Au début de l’Histoire de la littérature et des Femmes, celles-ci n’avaient pas le droit d’écrire pour être publiées ; pour contourner cet interdit, elles prenaient un pseudo masculin ou publiaient de façon anonyme telle Madame de La Fayette (1634-1693) l’auteure de La Princesse de Clèves, l'un des premiers romans psychologiques, publié anonymement. Roman novateur, moderne, fondateur, qui inspirera plus tard d'autres écrivains dont Stendhal. Les souffrances paroxystiques de l’amour, les sentiments deviennent le cœur de l’intrigue et non des fioritures de l’action.
La nouveauté c’est l’état amoureux féminin frustré ou libérateur, raconté par une femme qui emprunte le chemin de l’émancipation.

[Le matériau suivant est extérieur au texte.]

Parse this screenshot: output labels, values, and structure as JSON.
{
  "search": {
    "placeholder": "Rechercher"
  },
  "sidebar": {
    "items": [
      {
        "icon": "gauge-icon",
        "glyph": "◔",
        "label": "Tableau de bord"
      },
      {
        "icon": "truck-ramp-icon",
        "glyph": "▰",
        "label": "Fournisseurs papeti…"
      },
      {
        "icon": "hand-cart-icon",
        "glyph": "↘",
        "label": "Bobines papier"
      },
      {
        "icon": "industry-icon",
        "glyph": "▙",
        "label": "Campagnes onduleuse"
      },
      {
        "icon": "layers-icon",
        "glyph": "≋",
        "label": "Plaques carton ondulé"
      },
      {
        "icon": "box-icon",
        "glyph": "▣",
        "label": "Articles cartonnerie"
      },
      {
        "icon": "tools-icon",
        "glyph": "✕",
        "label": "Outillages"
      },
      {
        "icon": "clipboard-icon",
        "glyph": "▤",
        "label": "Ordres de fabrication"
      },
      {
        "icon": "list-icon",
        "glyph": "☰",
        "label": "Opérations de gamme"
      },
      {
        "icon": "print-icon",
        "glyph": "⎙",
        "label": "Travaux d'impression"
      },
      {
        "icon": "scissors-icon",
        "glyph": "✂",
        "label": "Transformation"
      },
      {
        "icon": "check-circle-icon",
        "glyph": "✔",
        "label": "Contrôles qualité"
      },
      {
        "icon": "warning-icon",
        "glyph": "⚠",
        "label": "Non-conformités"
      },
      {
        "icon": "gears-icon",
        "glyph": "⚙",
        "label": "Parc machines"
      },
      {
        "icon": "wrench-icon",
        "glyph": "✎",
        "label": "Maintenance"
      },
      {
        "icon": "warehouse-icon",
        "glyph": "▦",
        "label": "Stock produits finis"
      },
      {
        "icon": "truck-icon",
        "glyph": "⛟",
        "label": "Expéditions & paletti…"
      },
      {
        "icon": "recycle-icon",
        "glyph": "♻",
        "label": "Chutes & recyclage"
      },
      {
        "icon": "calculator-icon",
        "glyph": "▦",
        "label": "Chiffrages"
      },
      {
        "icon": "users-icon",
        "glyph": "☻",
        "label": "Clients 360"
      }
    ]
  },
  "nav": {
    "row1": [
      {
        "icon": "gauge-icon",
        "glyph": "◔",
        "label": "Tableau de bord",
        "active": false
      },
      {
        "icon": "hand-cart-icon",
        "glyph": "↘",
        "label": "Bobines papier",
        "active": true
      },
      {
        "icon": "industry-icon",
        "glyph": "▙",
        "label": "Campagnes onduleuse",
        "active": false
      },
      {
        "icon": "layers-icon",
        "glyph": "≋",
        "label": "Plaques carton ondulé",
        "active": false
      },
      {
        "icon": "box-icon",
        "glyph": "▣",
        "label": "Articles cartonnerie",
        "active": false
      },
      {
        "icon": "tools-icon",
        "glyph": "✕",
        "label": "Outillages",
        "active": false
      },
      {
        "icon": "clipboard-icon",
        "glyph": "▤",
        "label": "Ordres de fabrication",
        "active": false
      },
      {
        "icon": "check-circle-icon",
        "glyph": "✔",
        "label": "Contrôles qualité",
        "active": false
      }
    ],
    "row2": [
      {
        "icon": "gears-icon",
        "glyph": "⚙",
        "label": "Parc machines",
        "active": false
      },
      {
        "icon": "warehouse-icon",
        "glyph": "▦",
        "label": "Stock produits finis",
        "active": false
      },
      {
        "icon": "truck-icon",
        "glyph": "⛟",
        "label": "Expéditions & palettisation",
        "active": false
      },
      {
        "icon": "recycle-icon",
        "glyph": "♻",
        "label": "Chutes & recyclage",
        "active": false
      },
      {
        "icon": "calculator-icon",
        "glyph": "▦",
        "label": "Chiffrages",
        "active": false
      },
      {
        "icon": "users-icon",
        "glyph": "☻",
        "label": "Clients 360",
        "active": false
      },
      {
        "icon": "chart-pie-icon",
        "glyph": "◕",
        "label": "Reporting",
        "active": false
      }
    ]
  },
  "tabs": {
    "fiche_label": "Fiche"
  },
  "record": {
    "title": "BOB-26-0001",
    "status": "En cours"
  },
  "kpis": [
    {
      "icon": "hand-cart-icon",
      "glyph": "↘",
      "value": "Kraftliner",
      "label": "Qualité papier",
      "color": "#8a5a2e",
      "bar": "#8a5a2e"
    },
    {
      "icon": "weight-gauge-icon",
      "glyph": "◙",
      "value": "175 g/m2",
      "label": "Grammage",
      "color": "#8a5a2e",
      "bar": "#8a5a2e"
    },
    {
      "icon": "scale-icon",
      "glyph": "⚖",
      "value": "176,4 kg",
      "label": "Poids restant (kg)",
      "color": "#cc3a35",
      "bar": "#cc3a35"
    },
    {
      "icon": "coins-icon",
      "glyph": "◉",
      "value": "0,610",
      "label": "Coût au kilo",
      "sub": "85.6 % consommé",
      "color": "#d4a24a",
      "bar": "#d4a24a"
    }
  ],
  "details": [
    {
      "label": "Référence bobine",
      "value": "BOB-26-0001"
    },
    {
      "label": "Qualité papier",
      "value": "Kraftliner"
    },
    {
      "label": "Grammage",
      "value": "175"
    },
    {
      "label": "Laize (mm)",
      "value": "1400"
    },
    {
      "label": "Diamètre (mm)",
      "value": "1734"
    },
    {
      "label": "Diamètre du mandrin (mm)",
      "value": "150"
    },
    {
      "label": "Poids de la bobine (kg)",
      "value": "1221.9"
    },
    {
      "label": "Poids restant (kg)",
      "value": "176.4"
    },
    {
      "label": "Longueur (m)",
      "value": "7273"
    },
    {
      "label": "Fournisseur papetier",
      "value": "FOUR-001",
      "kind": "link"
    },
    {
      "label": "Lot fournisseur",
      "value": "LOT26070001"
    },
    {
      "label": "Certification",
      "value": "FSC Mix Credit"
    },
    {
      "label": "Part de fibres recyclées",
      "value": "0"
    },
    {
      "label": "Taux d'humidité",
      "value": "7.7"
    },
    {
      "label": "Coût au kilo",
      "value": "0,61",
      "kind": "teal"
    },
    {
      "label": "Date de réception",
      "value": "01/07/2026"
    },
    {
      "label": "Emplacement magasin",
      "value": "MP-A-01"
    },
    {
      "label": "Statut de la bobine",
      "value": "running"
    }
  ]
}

Madame de La Fayette, faisait partie des précieuses, ces femmes lettrées de l’aristocratie, raffinées et expertes dans le jeu des sentiments et dans l'expression littéraire. Elles tenaient ou fréquentaient les salons où se retrouvait l’intelligentsia pendant la première moitié du XVIIe siècle. Les précieuses sont assidûment courtisées mais elles ne cèdent pas à leurs admirateurs.
Madame de
Lafayette reçoit dans
son salon littéraire les
grandes figures de son temps dont Racine et Boileau, de
plus une grande
et longue amitié la lie au
duc de la Rochefoucauld.
La
littérature était un passe-temps qu'elle dissimulait, cela aurait
été vu dans son milieu
social comme indigne de son
rang et de son sexe. « C’est
déroger que de se commettre au métier des lettres ». Toutes
ses œuvres ont donc été publiées anonymement ou sous couvert d'un
autre nom, comme le roman
Zaïde édité en 1669
sous la signature de Segrais, un
poète entré
à l'Académie française en 1662.
Trois
titres indicatifs :
La Princesse de Clève,
Zaïde, La
comtesse de Tende.
La princesse de
Montpensier, un autre de ses
romans, est un film réalisé
par Bertrand
Tavernier en
2010.
https://www.youtube.com/watch?v=6Mn6rMAJme8
(bande annonce)
Pour
en savoir plus sur l’œuvre et la vie de madame de
Lafayette
https://www.youtube.com/watch?v=sT_t-b3IUKw
Madame de la Lafayette fut très amie jusqu’à la fin de sa vie avec Madame de Sévigné (1626-1696). Celle-ci est connue pour sa correspondance d’une fréquence hors norme : 1120 lettres ont été recensées.
Cette
correspondance a pour origine le départ de sa fille mariée au Comte
de Grignan et jeune maman, de Paris vers la Provence. L'intensité du
désir d’écrire est sous-tendu par un autre désir : celui
d'entretenir une relation en dépit de la distance et des
circonstances qui les séparent.
La relation
épistolaire comble l’absence, au moins en partie, et témoigne d’un
lien affectif fort exprimé par la chronique
de la vie quotidienne et des sentiments qui l’accompagnent.
Femme
éduquée, présente à la cour de Louis XIV, Madame de Sévigné
écrit aussi pour plaire, pour communiquer ses états d'âme et pour
faire tomber la distance qui la sépare de ses destinataires.
Les
lettres qu'elle écrivit à sa fille, Madame de Grignan, sont
devenues un incontournable de la littérature française alors que
cette correspondance était initialement privée et que, de son
vivant, Madame de Sévigné n’avait pas l'ambition de publier ses
différentes correspondances.
Madame
de Sévigné est à présent considérée comme une écrivaine
classique et un modèle à suivre grâce à son style novateur ;
elle insère du naturel dans une forme plutôt habituellement
codifiée d’échanges écrits . Elle réfléchit aussi sur l’acte
d’écrire, forme de méta-littérature.
Un film sur sa vie a
été tourné en 2023, « Madame de Sévigné » réalisé
par Isabelle Brocard.
Présenté au
festival d'Angoulême en 2023, le film est sorti le 28 février 2024.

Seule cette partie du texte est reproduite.